For the actual dependency hell:

  • If you depend on our contracts, they don't come with any dependency, so your are good here.
  • If you use our plugins,
    • the hardhat version gets "@openzeppelin/upgrades-core", "chalk" and "proper-lockfile"
    • the truffle version gets "@openzeppelin/upgrades-core", "@truffle/contract", "chalk", "solidity-ast"
      • that will carry a lot, but I would say its part of working with truffle
    • the "@openzeppelin/upgrades-core" gets 8 packages, which IMO are not that bad.

I would say that if you are using truffle/web3.js, and feel like you are in dependency hell, its probably not really because of us.

Amxx avatar May 04 '22 21:05 Amxx

@cruzdanilo

i had a big issue upgrading ERC721/ERC721Enumerable from v3 to v4 because the storage layout changed. fortunately

Could you please open an issue about that, explaining what your upgrade was, and what issue you ran into? I think this deserves its very own topic.

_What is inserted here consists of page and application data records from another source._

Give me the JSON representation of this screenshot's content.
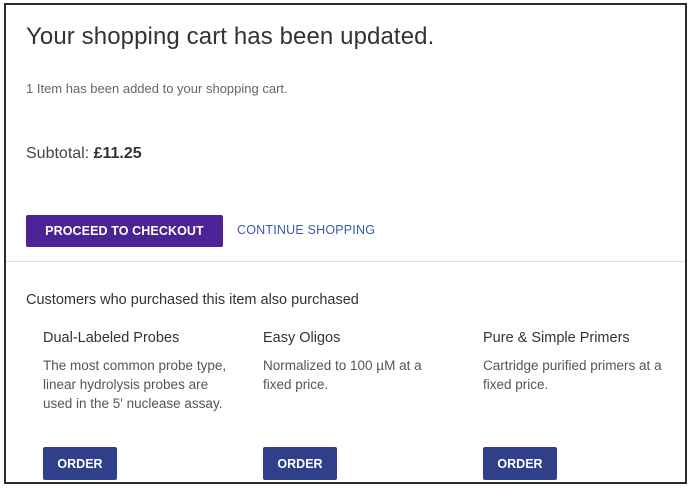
{
  "cart": {
    "title": "Your shopping cart has been updated.",
    "added_message": "1 Item has been added to your shopping cart.",
    "subtotal_label": "Subtotal:",
    "subtotal_value": "£11.25",
    "checkout_label": "PROCEED TO CHECKOUT",
    "continue_label": "CONTINUE SHOPPING"
  },
  "also": {
    "heading": "Customers who purchased this item also purchased",
    "products": [
      {
        "name": "Dual-Labeled Probes",
        "description": "The most common probe type, linear hydrolysis probes are used in the 5' nuclease assay.",
        "order_label": "ORDER"
      },
      {
        "name": "Easy Oligos",
        "description": "Normalized to 100 µM at a fixed price.",
        "order_label": "ORDER"
      },
      {
        "name": "Pure & Simple Primers",
        "description": "Cartridge purified primers at a fixed price.",
        "order_label": "ORDER"
      }
    ]
  },
  "colors": {
    "checkout_button": "#4b2395",
    "order_button": "#2f3f8a",
    "link": "#3b5aa8"
  }
}
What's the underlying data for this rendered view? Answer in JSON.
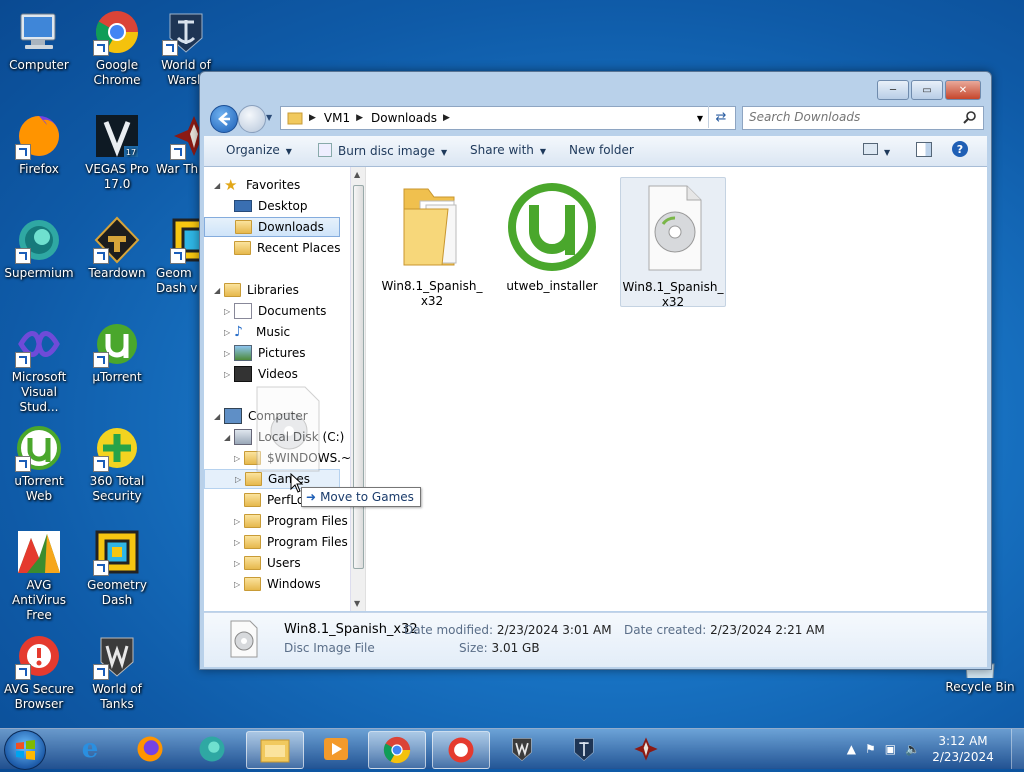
{
  "desktop": {
    "icons": [
      {
        "label": "Computer"
      },
      {
        "label": "Google Chrome"
      },
      {
        "label": "World of Warsh"
      },
      {
        "label": "Firefox"
      },
      {
        "label": "VEGAS Pro 17.0"
      },
      {
        "label": "War Th"
      },
      {
        "label": "Supermium"
      },
      {
        "label": "Teardown"
      },
      {
        "label": "Geom Dash v"
      },
      {
        "label": "Microsoft Visual Stud..."
      },
      {
        "label": "µTorrent"
      },
      {
        "label": "uTorrent Web"
      },
      {
        "label": "360 Total Security"
      },
      {
        "label": "AVG AntiVirus Free"
      },
      {
        "label": "Geometry Dash"
      },
      {
        "label": "AVG Secure Browser"
      },
      {
        "label": "World of Tanks"
      },
      {
        "label": "Recycle Bin"
      }
    ]
  },
  "window": {
    "address": [
      "VM1",
      "Downloads"
    ],
    "search_placeholder": "Search Downloads",
    "toolbar": {
      "organize": "Organize",
      "burn": "Burn disc image",
      "share": "Share with",
      "new_folder": "New folder"
    },
    "nav": {
      "favorites": "Favorites",
      "desktop": "Desktop",
      "downloads": "Downloads",
      "recent": "Recent Places",
      "libraries": "Libraries",
      "documents": "Documents",
      "music": "Music",
      "pictures": "Pictures",
      "videos": "Videos",
      "computer": "Computer",
      "local_disk": "Local Disk (C:)",
      "windows_bt": "$WINDOWS.~BT",
      "games": "Games",
      "perflogs": "PerfLogs",
      "program_files": "Program Files",
      "program_files_x86": "Program Files (",
      "users": "Users",
      "windows": "Windows"
    },
    "files": [
      {
        "name": "Win8.1_Spanish_x32",
        "type": "folder"
      },
      {
        "name": "utweb_installer",
        "type": "utorrent"
      },
      {
        "name": "Win8.1_Spanish_x32",
        "type": "disc-image"
      }
    ],
    "details": {
      "name": "Win8.1_Spanish_x32",
      "type": "Disc Image File",
      "modified_label": "Date modified:",
      "modified": "2/23/2024 3:01 AM",
      "size_label": "Size:",
      "size": "3.01 GB",
      "created_label": "Date created:",
      "created": "2/23/2024 2:21 AM"
    },
    "drag_tooltip": "Move to Games"
  },
  "taskbar": {
    "time": "3:12 AM",
    "date": "2/23/2024"
  },
  "colors": {
    "accent": "#1c5fb6",
    "selection": "#cfe4f9",
    "utorrent_green": "#4aa72c"
  }
}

Amxx avatar May 04 '22 21:05 Amxx

To clarify on Initializable.sol: this contract is now included in the OpenZeppelin Contracts packages: @openzeppelin/contracts and @openzeppelin/contracts-upgradeable.

"Dependency hell" is not a good name for this discussion. Please try to make it actionable.

frangio avatar May 04 '22 22:05 frangio

@amxx Thanks a lot for taking the time, it helps a lot. I'm sure it will also clarify the situation for others. @frangio you are absolutely right - this was a mis-naming on my end when I created the issue a long time ago - my bad. I will edit it to suit better the problem I was trying to clarify.